Captioning Quality Guidelines

Captions convey all meaningful audio content present in media, including spoken dialogue, narration, sound effects, and music description. To ensure captions can be effectively used by your audience, captions should be accurate, equal, consistent, complete, and readable. Please read more about each of these guidelines below. This information has been adapted from the Described and Captioned Media Program.

Accurate

Errorless captions require accurate spelling, punctuation, and grammar.

Ensure no spelling errors are present and be consistent with the spelling of words.
Use correct punctuation, including commas, periods, exclamation points, question marks, and quotation marks.
When a speaker stutters, caption what is said. You do not need to include unnecessary “uh” and “um” sounds.
Use an ellipsis to indicate trailing off or a short pause within a speaker’s language.
Use a hyphen to indicate an interruption or an abrupt halt or shift in speech.
Use italics to indicate the following: an off-screen voice-over reading, when a person is dreaming, thinking, or reminiscing, when there is background audio that is essential to the plot, the first time a new word is being defined, off-screen dialogue, narrator dialogue, sound effects, or music (this includes background music).

Equal

Equal access means that the meaning and intention of the material are completely preserved.

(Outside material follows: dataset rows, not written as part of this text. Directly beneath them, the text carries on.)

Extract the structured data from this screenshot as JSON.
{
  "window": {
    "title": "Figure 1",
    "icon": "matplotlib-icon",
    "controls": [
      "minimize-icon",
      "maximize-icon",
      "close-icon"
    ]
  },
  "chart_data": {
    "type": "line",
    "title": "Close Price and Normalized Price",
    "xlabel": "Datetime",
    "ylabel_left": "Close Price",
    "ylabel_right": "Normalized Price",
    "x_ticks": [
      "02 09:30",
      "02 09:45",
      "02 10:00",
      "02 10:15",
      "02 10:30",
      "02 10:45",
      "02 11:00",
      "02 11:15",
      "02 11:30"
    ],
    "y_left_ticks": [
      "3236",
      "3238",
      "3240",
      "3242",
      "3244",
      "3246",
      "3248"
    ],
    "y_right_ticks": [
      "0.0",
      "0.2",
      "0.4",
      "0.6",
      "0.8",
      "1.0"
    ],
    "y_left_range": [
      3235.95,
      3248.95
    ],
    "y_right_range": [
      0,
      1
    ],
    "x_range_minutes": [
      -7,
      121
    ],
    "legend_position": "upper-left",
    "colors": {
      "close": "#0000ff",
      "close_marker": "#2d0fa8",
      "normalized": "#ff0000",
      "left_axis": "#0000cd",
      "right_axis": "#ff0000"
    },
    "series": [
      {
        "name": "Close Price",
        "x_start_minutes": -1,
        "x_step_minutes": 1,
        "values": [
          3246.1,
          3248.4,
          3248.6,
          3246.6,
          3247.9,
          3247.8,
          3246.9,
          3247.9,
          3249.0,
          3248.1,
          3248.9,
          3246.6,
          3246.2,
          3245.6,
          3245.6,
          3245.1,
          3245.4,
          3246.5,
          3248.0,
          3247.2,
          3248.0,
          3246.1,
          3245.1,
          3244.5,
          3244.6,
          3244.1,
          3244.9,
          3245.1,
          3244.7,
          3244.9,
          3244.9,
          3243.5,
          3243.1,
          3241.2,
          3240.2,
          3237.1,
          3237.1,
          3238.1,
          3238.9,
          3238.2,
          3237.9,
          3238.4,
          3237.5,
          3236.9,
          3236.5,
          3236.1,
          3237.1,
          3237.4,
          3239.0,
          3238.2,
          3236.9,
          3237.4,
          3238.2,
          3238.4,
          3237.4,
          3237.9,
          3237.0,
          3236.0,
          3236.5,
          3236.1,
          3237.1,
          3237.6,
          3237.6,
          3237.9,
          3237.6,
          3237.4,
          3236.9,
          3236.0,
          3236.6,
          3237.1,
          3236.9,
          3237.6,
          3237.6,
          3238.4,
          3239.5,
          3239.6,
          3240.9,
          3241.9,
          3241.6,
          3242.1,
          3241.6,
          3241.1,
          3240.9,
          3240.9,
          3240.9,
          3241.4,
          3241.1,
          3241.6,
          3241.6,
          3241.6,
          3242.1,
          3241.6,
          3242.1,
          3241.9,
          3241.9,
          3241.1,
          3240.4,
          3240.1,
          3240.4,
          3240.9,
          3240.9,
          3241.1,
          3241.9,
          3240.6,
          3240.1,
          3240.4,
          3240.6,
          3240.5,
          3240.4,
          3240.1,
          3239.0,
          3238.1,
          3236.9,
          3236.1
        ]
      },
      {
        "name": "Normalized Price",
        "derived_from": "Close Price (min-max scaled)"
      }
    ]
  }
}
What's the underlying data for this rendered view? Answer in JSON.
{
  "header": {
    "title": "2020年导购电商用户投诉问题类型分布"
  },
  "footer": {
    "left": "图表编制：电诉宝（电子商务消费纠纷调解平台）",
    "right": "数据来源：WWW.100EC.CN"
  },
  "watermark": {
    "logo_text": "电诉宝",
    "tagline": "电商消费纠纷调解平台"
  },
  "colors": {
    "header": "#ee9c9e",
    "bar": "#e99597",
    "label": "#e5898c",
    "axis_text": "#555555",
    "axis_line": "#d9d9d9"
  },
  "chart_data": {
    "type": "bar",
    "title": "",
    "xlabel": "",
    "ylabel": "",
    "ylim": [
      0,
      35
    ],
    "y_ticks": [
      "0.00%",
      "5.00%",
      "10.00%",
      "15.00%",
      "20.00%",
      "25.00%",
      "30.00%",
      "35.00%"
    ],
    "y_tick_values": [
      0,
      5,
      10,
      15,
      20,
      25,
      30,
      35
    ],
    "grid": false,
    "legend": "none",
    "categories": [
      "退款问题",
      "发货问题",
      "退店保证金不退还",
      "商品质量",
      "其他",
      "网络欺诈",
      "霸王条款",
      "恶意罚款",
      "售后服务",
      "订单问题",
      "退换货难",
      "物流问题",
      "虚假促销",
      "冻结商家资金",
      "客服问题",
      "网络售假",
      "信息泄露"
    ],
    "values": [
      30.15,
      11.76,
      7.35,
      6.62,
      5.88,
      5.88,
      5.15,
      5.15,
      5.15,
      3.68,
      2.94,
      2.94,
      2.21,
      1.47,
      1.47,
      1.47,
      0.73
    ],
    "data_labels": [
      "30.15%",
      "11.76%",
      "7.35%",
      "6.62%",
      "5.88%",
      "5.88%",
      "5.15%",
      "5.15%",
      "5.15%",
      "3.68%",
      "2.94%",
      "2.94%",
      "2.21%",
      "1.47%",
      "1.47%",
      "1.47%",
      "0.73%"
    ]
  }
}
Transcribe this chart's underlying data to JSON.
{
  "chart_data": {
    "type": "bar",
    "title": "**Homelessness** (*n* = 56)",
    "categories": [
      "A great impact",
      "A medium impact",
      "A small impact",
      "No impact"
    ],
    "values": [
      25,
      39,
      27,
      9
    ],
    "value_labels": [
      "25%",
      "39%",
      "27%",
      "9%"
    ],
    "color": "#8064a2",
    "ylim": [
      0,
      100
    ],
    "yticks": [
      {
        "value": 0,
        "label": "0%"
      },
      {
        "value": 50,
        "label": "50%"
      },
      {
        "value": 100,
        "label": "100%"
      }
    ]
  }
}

Represent details that aid the overall understanding of the intention of the video. Do not paraphrase or omit any spoken or meaningful audio content.
Include tone or volume descriptions to convey the style or impact of speech, in parentheses above or before captions, as needed [eg., (whispering), (shouting), (over the phone), (singing)].
Indicate when no audio is present (e.g., [silence], [no talking], [no audio]).
If there is no audio for the duration of the video, include a single caption that says [silence] at the beginning of the video for approximately three to five seconds.
Preserve profanity and inflammatory language.
If speakers have an accent or are using provincial language that is relevant to the meaning of the material, note that information within brackets before the captions.
When a word is spoken phonetically, caption it the way it is commonly written (e.g. "N-double-A-C-P" should be captioned as NAACP).

Consistent

Uniformity in style and presentation of all captioning features is crucial for viewer understanding.

Write captions in standard text, using normal upper- and lower-case capitalization conventions.
If possible, use a sans serif font such as Arial or Helvetica medium.
If possible, choose a font size and color that are easily read and provide accessible contrast with the background (white on a translucent gray background is ideal). You can check if your font size and color choice are accessible using the WebAIM Contrast Checker.

Complete

A complete textual representation of the audio, including speaker identification and non-speech information, provides clarity.

Use parentheses to indicate speaker information and identification. The speaker identification should be on a line of its own, above the captions.
When possible, identify the speaker by placing the caption under the speaker on the screen.
- When a speaker cannot be identified by placement and their name is known, identify the speaker by name in parentheses.
- When a speaker cannot be identified by placement and their name is unknown, identify the speaker with the information available (e.g., (Narrator #1), (Narrator #2)).
- If there is only one speaker, identify them once at the beginning of the media.
- When a speaker is portraying another person, identify the speaker as the person being portrayed (e.g. (Acting as Violet) or (Emelia acting as Violet)).
A description of sound effects, in brackets, should include the source of the sound, unless the source of the sound is visible on screen.
Caption background/non-speech sounds only when they are essential to the plot and should be described in the third person tense.
- Abrupt sounds should be described in the present tense (e.g., [dog barks])
- Ongoing sounds should use the progressive tense (e.g., [dog barking])
Include onomatopoeia when possible (e.g., [thud], [splash], [woof], [pop])
When captioning music, if the type or style of music is important, include objective descriptors. Avoid subjective words (e.g., use [classical string music] instead of [beautiful music]).
- If music contains lyrics, caption the lyrics verbatim. The lyrics should be introduced with the name of the vocalist/vocal group, and the song title (in brackets) if known/significant.
- Caption lyrics with music note icons (♪) if possible. Use one music icon at the beginning and end of each caption within a song.
- If only background music is playing for an extended time, indicate this with [music] for no longer than ten seconds.
If multiple people are speaking, the captions will usually not be a perfect representation of the speech. You can put speakers on different lines in the caption block or have alternating speakers for successive caption blocks. However, make sure that every caption block is visible for at least one second and that each change in speaker is noted.

Readable

Captions should be displayed long enough to be read completely, be in synchronization with the audio, and not be obscured by (nor do they obscure) the visual content.

The text should be centered on the screen and left-aligned, with line breaks following logical grammar syntax chunking, e.g. Let’s all go / to the park, not “Let’s all go to the / park.” Where possible, try to ensure that captions do not end in the middle of a phrase.
The timing of captions should be synchronous to the audio in the media as closely as possible while allowing time for the captions to be read.
If possible, move captions below the visual content so that both captions and the video are fully viewable.
Captions should not exceed two visible lines of text at any point in time.
When possible, use closed captions (can be turned on/off) instead of open captions (always visible).